Once a value has been set to NaN, any future operations on that value will also result in NaN. The value has been lost and instead has effectively become an error code. Be sure to validate the operations that you’re performing to check that you’re not generating NaNs accidentally.

Also be careful to filter out NaN values when sorting floating point numbers. For example, Java’s `Double.compareTo()`

considers NaN greater than positive infinity, which will result in all NaNs being first in a list of sorted doubles!

## Infinity

Infinity is generated when a floating point value exceeds the range of valid values for that type. There are both positive and negative infinity values. The following C++ code will generate a positive infinity value:

```
float result = 3e38f * 10;
```

Like NaN, infinity is a special value that affects all subsequent computations. Once you have an infinity value, subsequent operations on that value will also generate infinity. One easy workaround when encountering infinity values is to switch to a larger type like `double`

instead of `float`

.

## Addition and subtraction

Addition or subtraction of two floating point numbers \(A\) and \(B\) requires the radix points of the two values to be aligned. This is already the case if the two numbers have the same exponent, but if not, the value with the smaller exponent needs the mantissa to be shifted to the right by \(E_{larger} - E_{smaller}\) bits. Note that this this operation results in the smaller value becoming denormalised.

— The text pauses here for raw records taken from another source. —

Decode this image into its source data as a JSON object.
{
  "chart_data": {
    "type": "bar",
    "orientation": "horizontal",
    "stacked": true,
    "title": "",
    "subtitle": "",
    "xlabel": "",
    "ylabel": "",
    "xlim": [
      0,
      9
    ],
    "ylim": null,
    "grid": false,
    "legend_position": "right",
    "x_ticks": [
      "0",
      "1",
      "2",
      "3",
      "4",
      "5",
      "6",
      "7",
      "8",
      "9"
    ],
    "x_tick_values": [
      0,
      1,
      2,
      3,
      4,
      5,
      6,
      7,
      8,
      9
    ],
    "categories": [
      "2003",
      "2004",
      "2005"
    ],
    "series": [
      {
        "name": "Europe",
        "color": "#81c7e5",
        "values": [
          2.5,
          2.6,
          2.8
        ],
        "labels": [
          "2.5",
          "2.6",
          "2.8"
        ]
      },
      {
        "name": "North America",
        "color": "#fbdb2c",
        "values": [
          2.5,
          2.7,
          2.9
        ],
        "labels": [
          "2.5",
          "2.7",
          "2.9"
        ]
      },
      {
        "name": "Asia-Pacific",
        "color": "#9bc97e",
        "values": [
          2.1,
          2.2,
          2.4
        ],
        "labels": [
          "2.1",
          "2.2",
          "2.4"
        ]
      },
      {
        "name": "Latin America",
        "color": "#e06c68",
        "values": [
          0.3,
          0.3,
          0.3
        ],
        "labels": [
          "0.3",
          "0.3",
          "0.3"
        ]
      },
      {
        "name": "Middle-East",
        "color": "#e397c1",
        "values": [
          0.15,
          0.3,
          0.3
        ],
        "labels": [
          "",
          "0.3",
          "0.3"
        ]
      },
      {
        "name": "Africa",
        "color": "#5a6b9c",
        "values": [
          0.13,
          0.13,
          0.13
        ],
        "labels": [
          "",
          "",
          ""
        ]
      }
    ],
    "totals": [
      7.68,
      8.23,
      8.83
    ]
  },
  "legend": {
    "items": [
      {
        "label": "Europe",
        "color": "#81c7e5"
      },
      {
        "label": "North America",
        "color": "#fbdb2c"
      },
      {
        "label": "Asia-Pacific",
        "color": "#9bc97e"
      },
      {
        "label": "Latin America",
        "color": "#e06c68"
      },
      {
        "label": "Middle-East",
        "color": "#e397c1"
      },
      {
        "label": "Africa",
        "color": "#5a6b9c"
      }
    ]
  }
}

Once the radix points of the two values are aligned, the mantissa bits can simply be added together as with fixed point values. The exponent of the result is based on \(E_{larger}\), although it may be necessary to adjust this to ensure that the result is correctly normalised.

Subtraction works using a similar process, but if the result is much smaller than either of the input values, then zeros will be shifted into the mantissa value from the right until the result is properly normalised.

### Issues

Issues can occur when adding or subtracting floating point numbers that differ significantly in magnitude. The mantissa bits of the smaller value need to be shifted to align radix points with the larger value and this can result in the loss of all significant bits from the smaller value.

For example, let’s say we want to calculate \(A + B\) where \(A = 1.01_2\times2^{10}\) and \(B = 1.11_2\times2^{2}\). To show this more clearly, let’s restrict the mantissa to 5 bits.

The mantissas for both values look like this before addition:

A |
1 | . | 0 | 1 | 0 | 0 |

B |
1 | . | 1 | 1 | 0 | 0 |

However, to add the two values together we need to align the radix points of the two mantissas by \(E_{larger} - E_{smaller} = 10 - 2 = 8\) bits. This is accomplished by shifting \(B\) by 8 bits to the right, which results in the mantissa values below:

A |
1 | . | 0 | 1 | 0 | 0 |

B |
0 | . | 0 | 0 | 0 | 0 |

The difference in exponents between the two values has resulted in \(B\) becoming 0, so we’ve effectively been left with \(A + 0\)!

Another issue exists when subtracting two floating point values that are almost equal. This will produce a very small result after subtraction and zeros will need to be shifted in from the right to normalise the number. Any representation error in the number that existed before subtraction will be greatly increased by this process.

In summary, be careful when using addition and subtraction with numbers that differ significantly in magnitude, or subtraction of two large numbers where you depend on the accuracy of a small result.

## Summary

In summary, here are some things to bear in mind when you’re working with floating point:

- Floating point is an approximation and many decimal values cannot be represented exactly. Don’t use floating point if an exact representation is required!
- Make sure to use absolute and relative comparisons (such as Python’s
`math.isclose()`

) instead of exact comparisons when you need to compare floating point values. - Beware of NaN and Infinity values when performing calculations.
- Avoid addition or subtraction of values that differ significantly in magnitude as this can give unexpected behaviour or large errors.